Furthermore, the outer contract can be in two different “states”: Enabled and disabled. When disabled, the contract should have a different verification key, with only a single method: the method to enable it.

In total, we end up with three separate sets of contract methods / verification keys:

• Outer contract, when enabled:
  • Rule_bridge_finalize_withdrawal
  • Rule_bridge_finalize_cancelled_deposit
  • Rule_bridge_disable
• Outer contract, when disabled:
  • Rule_bridge_enable
• Inner contract:
  • Rule_bridge_finalize_deposit
  • A currently missing rule to receive tokens, see finding

In the current bridge_rules.ml implementation, instead of compiling three separate rule sets, all rules are mixed together in a single verification key.

Impact. When deploying the mixed rule set both to the L1 and the L2, contract interactions outside the actual protocol design would be available to users.

In particular, a “disabled” outer contract with all the other rules still present would not actually be disabled.

Recommendation. Split up compilation into three different rule sets.

Client response. The issue was fixed in commit c291d4d.
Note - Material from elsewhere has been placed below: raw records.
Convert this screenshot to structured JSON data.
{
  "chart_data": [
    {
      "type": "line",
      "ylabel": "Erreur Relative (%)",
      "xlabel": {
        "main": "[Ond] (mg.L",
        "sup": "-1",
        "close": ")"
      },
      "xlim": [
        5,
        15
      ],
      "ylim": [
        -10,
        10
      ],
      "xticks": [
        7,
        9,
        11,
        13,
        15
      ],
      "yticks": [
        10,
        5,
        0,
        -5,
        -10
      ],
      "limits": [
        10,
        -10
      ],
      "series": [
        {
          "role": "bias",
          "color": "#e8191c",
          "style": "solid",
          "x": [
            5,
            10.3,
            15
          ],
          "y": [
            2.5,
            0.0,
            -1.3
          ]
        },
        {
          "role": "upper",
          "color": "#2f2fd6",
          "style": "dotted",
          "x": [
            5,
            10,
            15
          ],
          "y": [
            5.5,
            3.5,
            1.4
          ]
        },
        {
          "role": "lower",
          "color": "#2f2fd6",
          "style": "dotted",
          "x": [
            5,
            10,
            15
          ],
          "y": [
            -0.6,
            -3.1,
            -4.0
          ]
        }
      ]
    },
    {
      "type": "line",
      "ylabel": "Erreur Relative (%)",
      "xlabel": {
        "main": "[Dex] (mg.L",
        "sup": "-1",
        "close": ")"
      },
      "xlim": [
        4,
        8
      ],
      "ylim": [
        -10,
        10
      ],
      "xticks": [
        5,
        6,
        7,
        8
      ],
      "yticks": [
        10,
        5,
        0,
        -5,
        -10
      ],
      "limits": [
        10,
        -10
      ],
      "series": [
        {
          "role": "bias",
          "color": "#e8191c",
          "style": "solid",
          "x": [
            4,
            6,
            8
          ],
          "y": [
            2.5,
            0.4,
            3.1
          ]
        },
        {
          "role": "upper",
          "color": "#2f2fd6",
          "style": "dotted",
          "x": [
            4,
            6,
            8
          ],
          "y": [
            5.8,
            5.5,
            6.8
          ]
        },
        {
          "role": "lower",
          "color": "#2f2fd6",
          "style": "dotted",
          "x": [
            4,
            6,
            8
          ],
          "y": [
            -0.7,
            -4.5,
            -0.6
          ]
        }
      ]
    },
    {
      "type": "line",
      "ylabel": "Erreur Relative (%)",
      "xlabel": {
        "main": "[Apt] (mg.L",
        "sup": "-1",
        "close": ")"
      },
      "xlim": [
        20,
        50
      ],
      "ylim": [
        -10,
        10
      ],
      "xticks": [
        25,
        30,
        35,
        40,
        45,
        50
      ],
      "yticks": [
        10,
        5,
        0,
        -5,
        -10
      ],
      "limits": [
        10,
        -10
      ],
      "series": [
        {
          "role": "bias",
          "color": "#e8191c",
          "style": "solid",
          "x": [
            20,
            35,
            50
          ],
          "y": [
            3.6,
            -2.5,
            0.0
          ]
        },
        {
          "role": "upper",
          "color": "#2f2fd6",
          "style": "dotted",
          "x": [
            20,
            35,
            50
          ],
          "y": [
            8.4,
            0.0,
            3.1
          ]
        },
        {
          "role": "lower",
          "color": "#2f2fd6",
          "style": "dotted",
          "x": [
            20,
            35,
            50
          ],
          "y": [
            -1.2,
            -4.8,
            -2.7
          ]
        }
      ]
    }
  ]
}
Description. The function sub_then_dec performs subtraction $w=x-y-dec$ where $x$, $y$, and $w$ are big integers represented as three limbs and $dec$ is a small constant value.

But in the implementation, to compute the witness of $w$, a hard-coded constant value of $1$ is used instead of deriving it from the dec parameter, as seen in the following snippet.

let* (w0, w1), w2 =
    exists
        Typ.(F.typ * F.typ * F.typ)
        ~compute:
        (let- z0 in
            let- z1 in
            let- z2 in
            Zeko_as_prover.sub ~x0:z0 ~x1:z1 ~x2:z2 ~y0:Field.one
            ~y1:Field.zero ~y2:Field.zero
            |> As_prover.return )
    in

Impact. The circuit is incomplete if the value of $dec$ is not equal to one. In practice, an issue might not occur because in the audited code base, the function is always used with $dec=1$.

Recommendation. Update the parameters of (y0, y1, y2) to use the value from the dec for computing the witness of (w0, w1, w2).

The bridge contracts are designed to work for bridging either MINA or custom tokens. However, due to differences in how the zkapp protocol handles those kinds of tokens, the logic sometimes has to disambiguate between the two cases.

This is why the bridge rules depend on abstract configuration modules called Deposit_params and Withdrawal_params which have two instantiations, one for MINA and one for custom tokens: Deposit_params_base vs Deposit_params_custom, and same for withdrawals.

In bridge_rules.ml, two different functors called Make_mina and Make_custom are defined for the two cases. However, both functors accidentally use Deposit_params_base and Withdrawal_params_base, i.e. the native MINA configuration.

The Zeko team was already aware of this bug when we notified them.